Song Dan, Kong Wei-Min, Zhang Tong-Qing, Jiao Si-Meng, Chen Jiao, Han Chao, Liu Ting-Ting
Department of Gynecological Oncology, Beijing Obstetrics and Gynecology Hospital, Capital Medical University, Beijing, China.
Arch Gynecol Obstet. 2017 Jan;295(1):197-203. doi: 10.1007/s00404-016-4197-4. Epub 2016 Sep 13.
To determine the negative conversion regularity of high-risk human papillomavirus (HR-HPV) and to evaluate the prognostic implications of HR-HPV testing in patients with cervical cancer after treatment.
A retrospective post-treatment analysis of 173 patients with cervical cancer was performed from January 2011 to December 2012. Patients who had HR-HPV infection before treatment were included. Clinical and pathological characteristics, as well as follow-up information, were reviewed.
The negative conversion rate of HR-HPV reached 68.9 % within half a year and increased most rapidly within the first 2 years after treatment. Univariate and multivariate analyses suggested that the negative conversion rate of HR-HPV was significantly correlated with clinical stage, treatment regimens, and HR-HPV type (P < 0.05). In our analysis of 173 patients, we found that HR-HPV status was predictive of 3-year survival rate and disease recurrence (P < 0.05).
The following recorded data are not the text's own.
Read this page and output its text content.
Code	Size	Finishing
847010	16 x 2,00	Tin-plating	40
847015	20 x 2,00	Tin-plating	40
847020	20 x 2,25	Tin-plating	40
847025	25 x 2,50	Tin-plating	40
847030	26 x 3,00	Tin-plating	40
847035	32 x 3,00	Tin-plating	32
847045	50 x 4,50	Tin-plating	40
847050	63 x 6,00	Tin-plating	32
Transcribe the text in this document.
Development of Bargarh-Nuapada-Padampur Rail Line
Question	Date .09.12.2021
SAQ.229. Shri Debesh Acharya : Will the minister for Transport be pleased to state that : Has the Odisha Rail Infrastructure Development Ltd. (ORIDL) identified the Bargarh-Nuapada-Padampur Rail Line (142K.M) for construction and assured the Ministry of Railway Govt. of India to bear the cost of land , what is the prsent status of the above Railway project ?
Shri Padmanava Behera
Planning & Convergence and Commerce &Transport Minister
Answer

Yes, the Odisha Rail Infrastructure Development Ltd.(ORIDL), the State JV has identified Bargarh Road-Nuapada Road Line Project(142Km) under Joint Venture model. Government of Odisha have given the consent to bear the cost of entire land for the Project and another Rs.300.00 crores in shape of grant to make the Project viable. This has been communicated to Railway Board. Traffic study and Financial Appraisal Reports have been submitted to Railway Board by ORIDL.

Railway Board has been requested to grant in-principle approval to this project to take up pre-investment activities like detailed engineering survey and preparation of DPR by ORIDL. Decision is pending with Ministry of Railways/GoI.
Pelvic recurrence, but not distant metastasis, was influenced by HR-HPV status (P < 0.05). Through 2 × 2 table analysis, we found that HR-HPV was more sensitive (71.43 %) and specific (94.20 %) than cervical cytology (sensitivity 62.86 % and specificity 78.26 %).
The negative conversion rate of HR-HPV increased most rapidly within the first 2 years of cervical cancer surveillance. Persistent HPV infection was associated with a poor prognosis and had an impact on recurrence sites. Further large and multi-center prospective studies should be performed, but these results of this study suggested that HR-HPV monitoring is necessary to be used as a means of cervical cancer surveillance.
确定高危型人乳头瘤病毒(HR-HPV)的转阴规律,并评估HR-HPV检测对宫颈癌患者治疗后预后的影响。
对2011年1月至2012年12月期间173例宫颈癌患者进行治疗后回顾性分析。纳入治疗前有HR-HPV感染的患者。回顾临床和病理特征以及随访信息。
HR-HPV转阴率在半年内达到68.9%,且在治疗后的前2年内上升最为迅速。单因素和多因素分析表明,HR-HPV转阴率与临床分期、治疗方案及HR-HPV类型显著相关(P<0.05)。在对173例患者的分析中,我们发现HR-HPV状态可预测3年生存率和疾病复发(P<0.05)。HR-HPV状态影响盆腔复发,但不影响远处转移(P<0.05)。通过2×2表分析,我们发现HR-HPV比宫颈细胞学检查更敏感(71.43%)和特异(94.20%)(敏感性62.86%,特异性78.26%)。
在宫颈癌监测的前2年内,HR-HPV转阴率上升最为迅速。持续的HPV感染与预后不良相关,并对复发部位有影响。应开展进一步的大型多中心前瞻性研究,但本研究结果提示,有必要将HR-HPV监测作为宫颈癌监测手段。